Supreme Court to Hear Case About California’s Tough New Rules on Pork Production
The sun rises behind the U.S. Supreme Court in Washington on Nov. 10, 2020. Alex Brandon/AP Photo
Matthew Vadum
Updated:

The Supreme Court agreed on March 28 to review a voter-approved law in California that bans the sale of pork in the state from hogs raised anywhere in the world unless the animals were raised in a space that exceeds industry norms—a rule that U.S. pork producers say imposes massive new costs on out-of-state farmers.

The case is National Pork Producers v. Ross, court file 21-468.

The National Port Producers Council (NPPC) describes itself as an agricultural organization representing the interests of the $26-billion-per-year U.S. pork industry. Among its members are pig farmers, as well as the entire pork chain and associated businesses, such as veterinarians, pork packers and processors, and other allied businesses that serve the industry.

The high court will look at the so-called dormant commerce clause, or negative commerce clause, in the U.S. Constitution, which, according to the Legal Information Institute, forbids states from “passing legislation that discriminates against, or excessively burdens, interstate commerce.”

The case could have implications reaching well beyond agricultural law. State-level energy and climate regulations have also been challenged under the dormant commerce clause.

In 2008, California voters gave the thumbs-up to Proposition 2, the Prevention of Farm Animal Cruelty Act, which outlawed “gestation crates” for pregnant pigs, cages for egg-laying hens, and veal crates for calves. The measure didn’t, however, forbid sales of food that came from animals confined in prohibited ways. The proposition was approved on a vote of 63.42 percent “yes” to 36.58 percent “no,” Ballotpedia reports.
A decade later, California Proposition 12, the Farm Animal Confinement Initiative, appeared on the ballot in the Golden State on Nov. 6, 2018. The question was approved on a vote of 62.66 percent “yes” to 37.34 percent “no,” according to Ballotpedia.

The initiative establishes “minimum space requirements based on square feet for calves raised for veal, breeding pigs, and egg-laying hens and bans the sale of (a) veal from calves, (b) pork from breeding pigs, and (c) eggs from hens, when the animals are confined to areas below minimum square-feet requirements.”

According to the petition filed by the industry, Proposition 12 makes it a criminal and civil violation “to sell pork in California, unless the pig it comes from was born to a sow—an adult female—that was housed with 24 square feet of space and in conditions that allow the sow to turn around freely without touching her enclosure.”

“Hardly any commercially-bred sows in the United States are housed with 24 square feet of space per sow, even those raised in group pens; and farmers almost universally keep sows in individual pens that do not comply with Proposition 12 during the period between weaning and confirmation of pregnancy, for animal health and business reasons,” the petition states.
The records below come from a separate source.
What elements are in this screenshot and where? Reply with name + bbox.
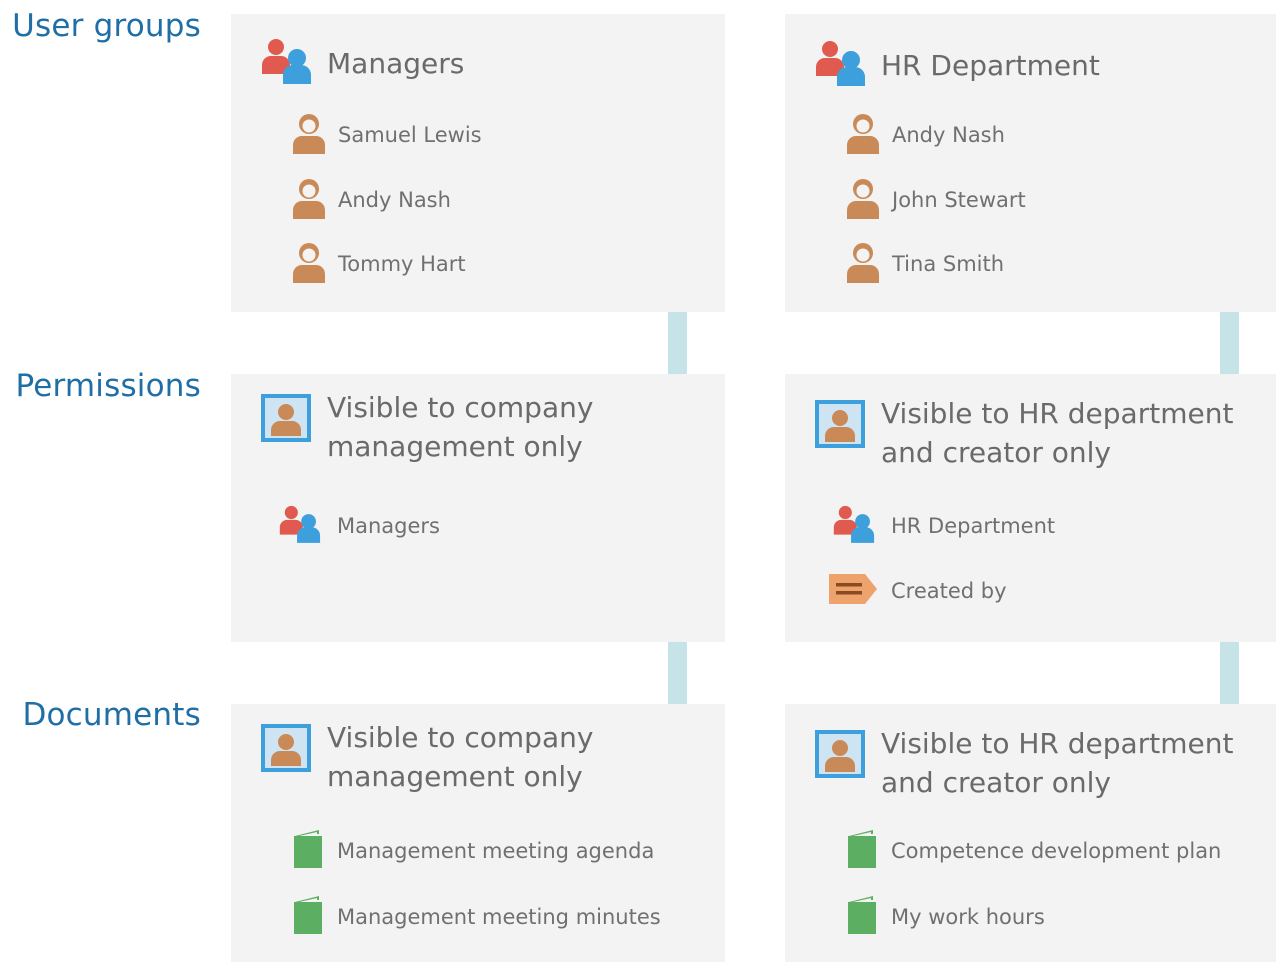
document-name: Competence development plan: [891, 839, 1222, 863]
group-member: Samuel Lewis: [292, 112, 482, 158]
document-icon: [845, 894, 879, 940]
user-group-icon: [833, 504, 879, 548]
permission-header: Visible to HR department and creator onl…: [815, 397, 1271, 472]
person-icon: [292, 177, 326, 223]
document-group-title: Visible to HR department and creator onl…: [881, 727, 1234, 799]
document-card-hr: Visible to HR department and creator onl…: [785, 704, 1276, 962]
permission-item: HR Department: [833, 504, 1055, 548]
permission-item-label: Managers: [337, 514, 440, 538]
document-group-header: Visible to HR department and creator onl…: [815, 727, 1271, 802]
section-label-permissions: Permissions: [15, 368, 201, 404]
connector-line: [668, 642, 687, 704]
permission-title: Visible to HR department and creator onl…: [881, 397, 1234, 469]
person-icon: [846, 177, 880, 223]
permission-profile-icon: [815, 730, 865, 782]
member-name: John Stewart: [892, 188, 1026, 212]
permission-profile-icon: [815, 400, 865, 452]
person-icon: [846, 112, 880, 158]
created-by-tag-icon: [827, 572, 879, 610]
user-group-icon: [261, 38, 317, 88]
section-label-user-groups: User groups: [12, 8, 201, 44]
section-label-documents: Documents: [22, 697, 201, 733]
member-name: Andy Nash: [338, 188, 451, 212]
document-name: My work hours: [891, 905, 1045, 929]
member-name: Andy Nash: [892, 123, 1005, 147]
person-icon: [292, 241, 326, 287]
group-member: Andy Nash: [846, 112, 1005, 158]
permission-profile-icon: [261, 724, 311, 776]
user-group-header: HR Department: [815, 40, 1100, 90]
document-item[interactable]: My work hours: [845, 894, 1045, 940]
permission-profile-icon: [261, 394, 311, 446]
user-group-icon: [279, 504, 325, 548]
document-card-management: Visible to company management only Manag…: [231, 704, 725, 962]
document-item[interactable]: Management meeting agenda: [291, 828, 654, 874]
document-icon: [291, 828, 325, 874]
user-group-card-managers: Managers Samuel Lewis Andy Nash Tommy Ha…: [231, 14, 725, 312]
group-title: Managers: [327, 46, 465, 80]
person-icon: [846, 241, 880, 287]
connector-line: [668, 312, 687, 374]
document-icon: [291, 894, 325, 940]
member-name: Tommy Hart: [338, 252, 466, 276]
document-group-header: Visible to company management only: [261, 721, 717, 796]
permission-title: Visible to company management only: [327, 391, 594, 463]
document-group-title: Visible to company management only: [327, 721, 594, 793]
document-item[interactable]: Competence development plan: [845, 828, 1221, 874]
member-name: Tina Smith: [892, 252, 1005, 276]
group-member: Tommy Hart: [292, 241, 466, 287]
connector-line: [1220, 642, 1239, 704]
group-member: Andy Nash: [292, 177, 451, 223]
person-icon: [292, 112, 326, 158]
permission-header: Visible to company management only: [261, 391, 717, 466]
group-member: John Stewart: [846, 177, 1026, 223]
permission-item: Managers: [279, 504, 440, 548]
member-name: Samuel Lewis: [338, 123, 482, 147]
user-group-card-hr-department: HR Department Andy Nash John Stewart Tin…: [785, 14, 1276, 312]
permission-item-label: HR Department: [891, 514, 1056, 538]
document-item[interactable]: Management meeting minutes: [291, 894, 661, 940]
group-title: HR Department: [881, 48, 1100, 82]
document-name: Management meeting agenda: [337, 839, 655, 863]
permission-item-label: Created by: [891, 579, 1007, 603]
user-group-icon: [815, 40, 871, 90]
group-member: Tina Smith: [846, 241, 1004, 287]
user-group-header: Managers: [261, 38, 464, 88]
permission-card-management: Visible to company management only Manag…: [231, 374, 725, 642]
connector-line: [1220, 312, 1239, 374]
permission-item: Created by: [827, 572, 1007, 610]
permission-card-hr: Visible to HR department and creator onl…: [785, 374, 1276, 642]
document-icon: [845, 828, 879, 874]
document-name: Management meeting minutes: [337, 905, 661, 929]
It says the proposition is unconstitutional because “it is impermissibly extraterritorial.” California imports 99.87 percent of its pork.
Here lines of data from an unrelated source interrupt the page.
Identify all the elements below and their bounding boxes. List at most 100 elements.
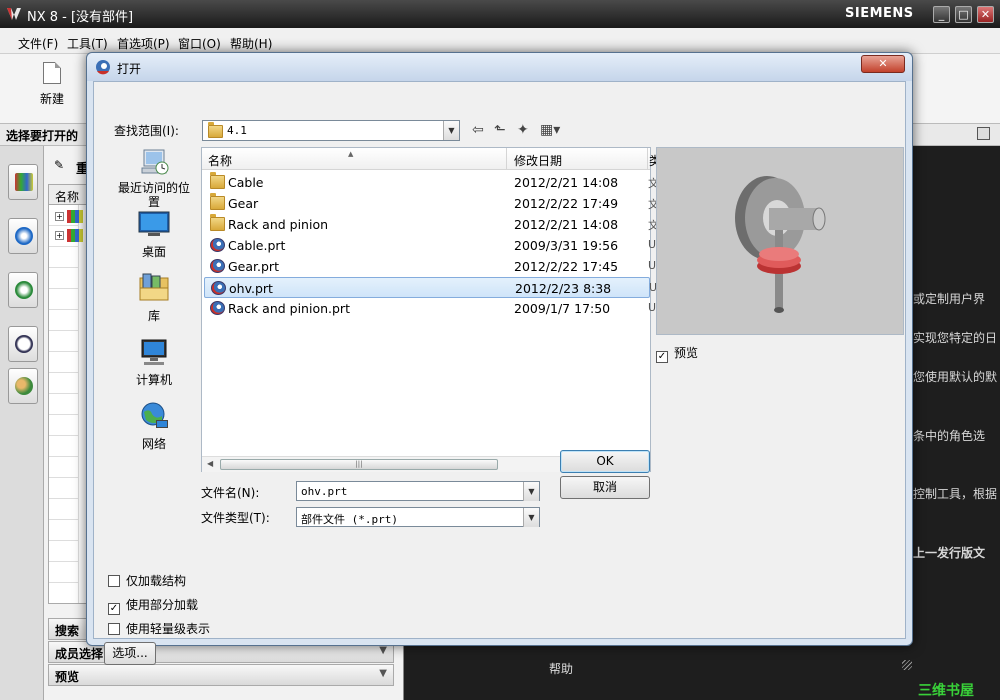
back-arrow-icon[interactable]: ⇦ [472, 122, 484, 138]
maximize-button[interactable]: □ [955, 6, 972, 23]
preview-pane [656, 147, 904, 335]
file-row[interactable]: Rack and pinion.prt 2009/1/7 17:50 U [204, 298, 656, 319]
file-row[interactable]: Gear 2012/2/22 17:49 文 [204, 193, 659, 214]
chevron-down-icon[interactable]: ▼ [443, 121, 459, 140]
sort-up-icon: ▲ [348, 150, 354, 158]
chevron-down-icon[interactable]: ▼ [523, 482, 539, 501]
books-icon [15, 173, 33, 191]
books-icon [67, 229, 83, 242]
computer-icon [138, 336, 170, 368]
file-name: Rack and pinion [228, 217, 329, 232]
column-date-label: 修改日期 [514, 154, 563, 168]
file-row[interactable]: Gear.prt 2012/2/22 17:45 U [204, 256, 656, 277]
minimize-button[interactable]: _ [933, 6, 950, 23]
menu-bar: 文件(F) 工具(T) 首选项(P) 窗口(O) 帮助(H) [0, 28, 1000, 54]
menu-tools[interactable]: 工具(T) [67, 35, 108, 52]
chevron-down-icon[interactable]: ▼ [523, 508, 539, 527]
option-label: 使用轻量级表示 [126, 622, 211, 636]
options-button[interactable]: 选项... [104, 642, 156, 665]
desktop-icon [138, 208, 170, 240]
pin-icon[interactable]: ✎ [54, 158, 64, 172]
place-network[interactable]: 网络 [114, 400, 194, 452]
filetype-value: 部件文件 (*.prt) [301, 513, 398, 526]
resize-grip-icon[interactable] [902, 660, 912, 670]
dialog-close-button[interactable]: ✕ [861, 55, 905, 73]
column-date[interactable]: 修改日期 [508, 148, 648, 170]
file-row[interactable]: Cable 2012/2/21 14:08 文 [204, 172, 659, 193]
lightweight-checkbox[interactable]: 使用轻量级表示 [108, 620, 210, 637]
file-row[interactable]: Rack and pinion 2012/2/21 14:08 文 [204, 214, 659, 235]
option-label: 使用部分加载 [126, 598, 199, 612]
checkbox-unchecked-icon [108, 575, 120, 587]
place-desktop[interactable]: 桌面 [114, 208, 194, 260]
place-recent[interactable]: 最近访问的位置 [114, 146, 194, 209]
place-label: 最近访问的位置 [117, 181, 190, 209]
recent-places-icon [138, 146, 170, 178]
scrollbar-thumb[interactable]: ||| [220, 459, 498, 470]
file-name: ohv.prt [229, 281, 273, 296]
maximize-pane-icon[interactable] [977, 127, 990, 140]
checkbox-checked-icon: ✓ [656, 351, 668, 363]
folder-icon [208, 122, 223, 138]
web-tab[interactable] [8, 218, 38, 254]
ok-button[interactable]: OK [560, 450, 650, 473]
structure-only-checkbox[interactable]: 仅加载结构 [108, 572, 186, 589]
new-document-icon [43, 62, 61, 84]
new-folder-icon[interactable]: ✦ [517, 122, 529, 138]
welcome-text-line: 上一发行版文 [913, 546, 986, 560]
welcome-text-line: 您使用默认的默 [913, 370, 998, 384]
file-date: 2012/2/21 14:08 [514, 217, 619, 232]
file-date: 2009/3/31 19:56 [514, 238, 619, 253]
chevron-down-icon: ▼ [379, 668, 387, 679]
document-icon [15, 281, 33, 299]
history-tab[interactable] [8, 272, 38, 308]
place-label: 计算机 [135, 373, 172, 387]
file-row-selected[interactable]: ohv.prt 2012/2/23 8:38 U [204, 277, 657, 298]
help-link[interactable]: 帮助 [549, 660, 573, 677]
nx-part-icon [210, 259, 225, 273]
cancel-button[interactable]: 取消 [560, 476, 650, 499]
place-label: 库 [147, 309, 160, 323]
place-computer[interactable]: 计算机 [114, 336, 194, 388]
file-type: U [648, 259, 657, 272]
checkbox-checked-icon: ✓ [108, 603, 120, 615]
place-libraries[interactable]: 库 [114, 272, 194, 324]
file-date: 2009/1/7 17:50 [514, 301, 611, 316]
section-preview[interactable]: 预览 ▼ [48, 664, 394, 686]
preview-checkbox[interactable]: ✓ 预览 [656, 344, 698, 363]
file-date: 2012/2/23 8:38 [515, 281, 612, 296]
menu-help[interactable]: 帮助(H) [230, 35, 272, 52]
close-app-button[interactable]: ✕ [977, 6, 994, 23]
filetype-combo[interactable]: 部件文件 (*.prt) ▼ [296, 507, 540, 527]
partial-load-checkbox[interactable]: ✓ 使用部分加载 [108, 596, 198, 615]
column-name[interactable]: 名称 ▲ [202, 148, 507, 170]
books-icon [67, 210, 83, 223]
dialog-titlebar: 打开 ✕ [87, 53, 912, 81]
welcome-text-line: 实现您特定的日 [913, 331, 998, 345]
menu-window[interactable]: 窗口(O) [178, 35, 221, 52]
view-menu-icon[interactable]: ▦▾ [540, 122, 560, 138]
filename-combo[interactable]: ohv.prt ▼ [296, 481, 540, 501]
look-in-combo[interactable]: 4.1 ▼ [202, 120, 460, 141]
menu-file[interactable]: 文件(F) [18, 35, 58, 52]
file-name: Gear [228, 196, 259, 211]
column-name-label: 名称 [208, 154, 233, 168]
up-folder-icon[interactable]: ⬑ [494, 122, 506, 138]
file-list: 名称 ▲ 修改日期 类 Cable 2012/2/21 14:08 文 Gear … [201, 147, 661, 472]
new-button[interactable]: 新建 [30, 62, 74, 117]
expand-icon[interactable]: + [55, 212, 64, 221]
menu-preferences[interactable]: 首选项(P) [117, 35, 170, 52]
scroll-left-icon[interactable]: ◀ [207, 459, 213, 468]
clock-tab[interactable] [8, 326, 38, 362]
app-title: NX 8 - [没有部件] [27, 10, 134, 25]
welcome-text-line: 条中的角色选 [913, 429, 986, 443]
file-type: U [648, 238, 657, 251]
file-row[interactable]: Cable.prt 2009/3/31 19:56 U [204, 235, 656, 256]
filetype-label: 文件类型(T): [201, 511, 270, 525]
file-date: 2012/2/22 17:49 [514, 196, 619, 211]
expand-icon[interactable]: + [55, 231, 64, 240]
roles-tab[interactable] [8, 368, 38, 404]
clock-icon [15, 335, 33, 353]
assembly-navigator-tab[interactable] [8, 164, 38, 200]
place-label: 桌面 [141, 245, 166, 259]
“Because of the nature of the pork industry and its product—a pig progresses through multiple facilities outside California as it is raised, and is processed into many different cuts of meat that are sold across the country—Proposition 12, in practical effect, regulates wholly out-of-state commerce,” the petition states.

It adds that the proposition “requires massive and costly alteration to existing sow housing nationwide, necessitates either reduction of herd sizes or building of new facilities to meet its space mandates, raises prices in transactions with no California connection, drives farms out of business and promotes industry consolidation, and will be policed by intrusive inspections of out-of-state farms conducted by California’s agents.”

The meat-packing industry asked the Supreme Court in North American Meat Institute v. Bonta, court file 20-1215, to preliminarily enjoin Proposition 12’s provisions pertaining to the sale of pork and veal. The federal district court and the U.S. Court of Appeals for the 9th Circuit denied the request, and then the Supreme Court refused to take the case in June 2021.

The Supreme Court is expected to hear oral arguments in the new case in its term that begins in October.